When schoolyard play goes south, you might need to help your child revisit the rules of good friendship. For some kids, finding a friend is not that easy.
Friendship skills are taught, practiced, and honed. Heather Johnson, of The Family Volley shares how to get a handle on those essential relationship skills that start on the playground.
We’re not born a good friend. Kids grow into these skills and need help from parents and other adults to learn the rules of friendship. Keep in mind, we’re aiming for the key characteristics of a good friend, like:
· Helpful to others
· Has the ability to share
· Can keep confidences
· Listens to others thoughts and ideas
· Accepts mistakes
· Good winner and loser
· Can hold a conversation
· Gives and receives compliments
How can we help our children learn these key skills?
Explain what a good friend is …
Children don’t automatically know what it means to be a good friend. We have to teach them what that means.
Sit down with your child and make a list of all the characteristics of a good friend. Ask them what a good friend is to them. Good friends are KIND, PATIENT, NOT BOSSY, ACCEPTING OF OTHER’S IDEAS, etc… Help them understand what a good friend is.
Once your child has a better understanding of what it means to be a good friend, Challenge them to be that kind of friend. Kids need to treat others the way they want to be treated. If they are not kind to others, how can they expect others to be kind to them? They can’t
Role Play, Role Play, Role Play
Talk through scenarios like:
What do you do if you want to play with a group of friends who are already playing together?

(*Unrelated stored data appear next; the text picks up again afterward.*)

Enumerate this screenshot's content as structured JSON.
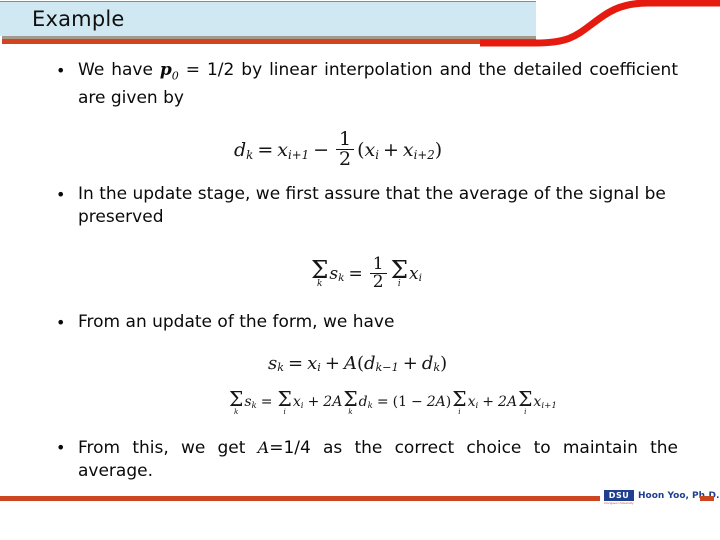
{
  "slide": {
    "title": "Example",
    "colors": {
      "header_band": "#cfe8f2",
      "accent_red": "#d1441f",
      "footer_rule": "#cc4720",
      "title_text": "#101010",
      "body_text": "#0a0a0a",
      "footer_name": "#1f3f8f"
    }
  },
  "bullets": [
    {
      "marker": "•",
      "text_before_math": "We have ",
      "math_var": "p",
      "math_sub": "0",
      "text_after_math": " = 1/2 by linear interpolation and the detailed coefficient are given by"
    },
    {
      "marker": "•",
      "text": "In the update stage, we first assure that the average of the signal be preserved"
    },
    {
      "marker": "•",
      "text": "From an update of the form, we have"
    },
    {
      "marker": "•",
      "text_before_math": "From this, we get ",
      "math_var": "A",
      "text_after_math": "=1/4 as the correct choice to maintain the average."
    }
  ],
  "equations": {
    "eq1": {
      "lhs_var": "d",
      "lhs_sub": "k",
      "equals": "=",
      "term1_var": "x",
      "term1_sub": "i+1",
      "minus": "−",
      "frac_num": "1",
      "frac_den": "2",
      "paren_open": "(",
      "term2_var": "x",
      "term2_sub": "i",
      "plus": "+",
      "term3_var": "x",
      "term3_sub": "i+2",
      "paren_close": ")",
      "plain": "d_k = x_{i+1} - (1/2)(x_i + x_{i+2})"
    },
    "eq2": {
      "sigma": "Σ",
      "sum1_idx": "k",
      "sum1_var": "s",
      "sum1_var_sub": "k",
      "equals": "=",
      "frac_num": "1",
      "frac_den": "2",
      "sum2_idx": "i",
      "sum2_var": "x",
      "sum2_var_sub": "i",
      "plain": "Σ_k s_k = (1/2) Σ_i x_i"
    },
    "eq3": {
      "lhs_var": "s",
      "lhs_sub": "k",
      "equals": "=",
      "term1_var": "x",
      "term1_sub": "i",
      "plus": "+",
      "coef": "A",
      "paren_open": "(",
      "term2_var": "d",
      "term2_sub": "k−1",
      "plus2": "+",
      "term3_var": "d",
      "term3_sub": "k",
      "paren_close": ")",
      "plain": "s_k = x_i + A(d_{k-1} + d_k)"
    },
    "eq4": {
      "sigma": "Σ",
      "s1_idx": "k",
      "s1_var": "s",
      "s1_sub": "k",
      "equals1": "=",
      "s2_idx": "i",
      "s2_var": "x",
      "s2_sub": "i",
      "plus1": "+",
      "coef1": "2A",
      "s3_idx": "k",
      "s3_var": "d",
      "s3_sub": "k",
      "equals2": "=",
      "paren_open": "(",
      "one": "1",
      "minus": "−",
      "coef2": "2A",
      "paren_close": ")",
      "s4_idx": "i",
      "s4_var": "x",
      "s4_sub": "i",
      "plus2": "+",
      "coef3": "2A",
      "s5_idx": "i",
      "s5_var": "x",
      "s5_sub": "i+1",
      "plain": "Σ_k s_k = Σ_i x_i + 2A Σ_k d_k = (1−2A) Σ_i x_i + 2A Σ_i x_{i+1}"
    }
  },
  "footer": {
    "logo_text": "DSU",
    "logo_subtext": "Dongseo University",
    "name": "Hoon Yoo, Ph.D."
  }
}
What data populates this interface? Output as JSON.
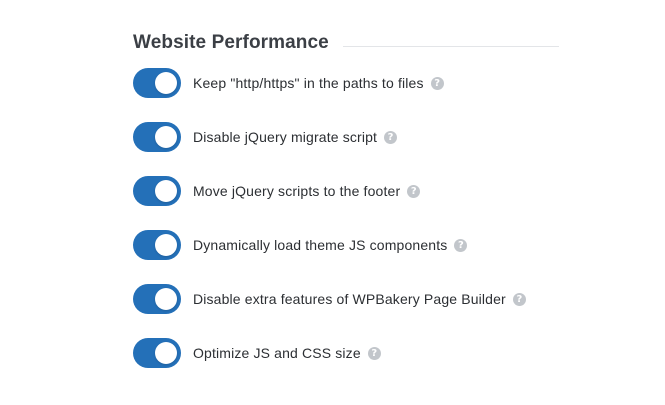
{
  "section": {
    "title": "Website Performance"
  },
  "options": [
    {
      "label": "Keep \"http/https\" in the paths to files",
      "enabled": true,
      "help_glyph": "?"
    },
    {
      "label": "Disable jQuery migrate script",
      "enabled": true,
      "help_glyph": "?"
    },
    {
      "label": "Move jQuery scripts to the footer",
      "enabled": true,
      "help_glyph": "?"
    },
    {
      "label": "Dynamically load theme JS components",
      "enabled": true,
      "help_glyph": "?"
    },
    {
      "label": "Disable extra features of WPBakery Page Builder",
      "enabled": true,
      "help_glyph": "?"
    },
    {
      "label": "Optimize JS and CSS size",
      "enabled": true,
      "help_glyph": "?"
    }
  ],
  "colors": {
    "toggle_on": "#2470b8",
    "toggle_off": "#c7cbd1",
    "help_icon": "#c2c6cb",
    "title_text": "#3b3f45",
    "label_text": "#2c2f33"
  }
}
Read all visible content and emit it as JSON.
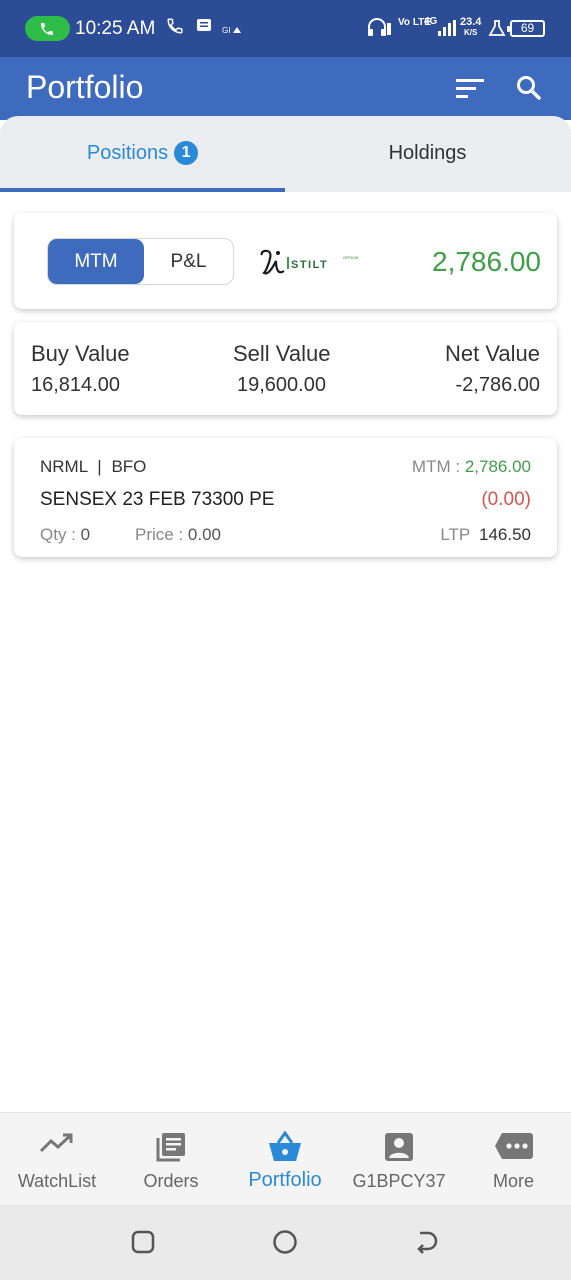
{
  "status_bar": {
    "time": "10:25 AM",
    "network_speed": "23.4",
    "network_unit": "K/S",
    "battery": "69",
    "network_type": "4G",
    "volte": "Vo LTE"
  },
  "app_bar": {
    "title": "Portfolio"
  },
  "tabs": [
    {
      "label": "Positions",
      "badge": "1",
      "active": true
    },
    {
      "label": "Holdings",
      "active": false
    }
  ],
  "summary": {
    "toggle": {
      "options": [
        "MTM",
        "P&L"
      ],
      "selected": "MTM"
    },
    "logo_text": "STILT",
    "value": "2,786.00"
  },
  "totals": {
    "buy_label": "Buy Value",
    "buy_value": "16,814.00",
    "sell_label": "Sell Value",
    "sell_value": "19,600.00",
    "net_label": "Net Value",
    "net_value": "-2,786.00"
  },
  "positions": [
    {
      "product": "NRML",
      "separator": "|",
      "exchange": "BFO",
      "mtm_label": "MTM :",
      "mtm_value": "2,786.00",
      "symbol": "SENSEX 23 FEB 73300 PE",
      "change": "(0.00)",
      "qty_label": "Qty :",
      "qty_value": "0",
      "price_label": "Price :",
      "price_value": "0.00",
      "ltp_label": "LTP",
      "ltp_value": "146.50"
    }
  ],
  "bottom_nav": [
    {
      "label": "WatchList",
      "icon": "trending-up-icon",
      "active": false
    },
    {
      "label": "Orders",
      "icon": "orders-icon",
      "active": false
    },
    {
      "label": "Portfolio",
      "icon": "basket-icon",
      "active": true
    },
    {
      "label": "G1BPCY37",
      "icon": "account-icon",
      "active": false
    },
    {
      "label": "More",
      "icon": "more-icon",
      "active": false
    }
  ],
  "colors": {
    "status_bar": "#2c4d96",
    "app_bar": "#3e6bbd",
    "accent": "#2a8ad8",
    "positive": "#3e9f47",
    "negative": "#d9534f"
  }
}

What do you do if someone hurts your feelings?
What if you ask a friend to play and they say “no”.
We have been doing this with our son. He has been in a number of situations where he wants to join a group that is already playing. His first tendency has been to jump into the group and start sharing all his ideas and thoughts. This wasn’t working very well and he would come home saying kids didn’t want to play anything he suggested. We have been role playing the situations at home, and practicing joining a group. The importance of observing first, and then joining in without interrupting or being pushy. The more we practice, the less he complains about friendship struggles.
We can be friends with lots of kids.
Encourage your children to be friends with lots of kids, instead of being involved with exclusive groups. That way, no one feels left out, and your child will not have their feelings hurt when their friends play with other kids also.
Play “How would you feel… “
Ask your child how they would feel if someone was mean to them?
If, they were told they couldn’t play?
If, someone made fun of them?
This will introduce empathy and help your child see friendship from the other person’s point of view.
Play with your child. While you play, model what a good friend does and how a good friend acts. So they can learn directly from you, how to get along with others.
Provide opportunities to practice.
Have children over to your house to play, Carpool with other families, Involve your kids in an organized sport. Not only will this give kids a chance to practice, but it will give you a good opportunity to observe how your children act with friends.
Be a good example.
We need to show our children how to be a good example. How?
· Listen to our children without criticizing.
· Be kind to others, wave when neighbors drive by, do things for others.
· Show empathy to others.
· Don’t complain.
· Accept shortcomings from yourself and others.
· Compliment others; accept compliments.
Teach them what to do when they are rejected by a friend.
This will happen to every child, most likely more than once. It is hurtful and can feel like the world is ending. We want to talk to our children about these situations so they know what to do. And so they know that it is “normal”.
1. If your child is continually putting effort into a friendship and is not being accepted, It is okay to teach them to move on to someone who is more accepting. (this is trickier with teenagers, we don’t want them to move on to “the wrong crowd” just because they are looking to feel accepted.)
2. Don’t point out what they did wrong. It is not the time to say “I told you so.” When a friendship goes South, we need to show extra love to our children. The rejection has already made them feel vulnerable, they don’t need us to add salt to the wounds.
Learning the rules of friendship is one of the ways children develop into healthy human beings. We need to give our children the skills they need to be compassionate and confident in their relationships. They will be managing, maintaining and building friendships/relationships their entire lives.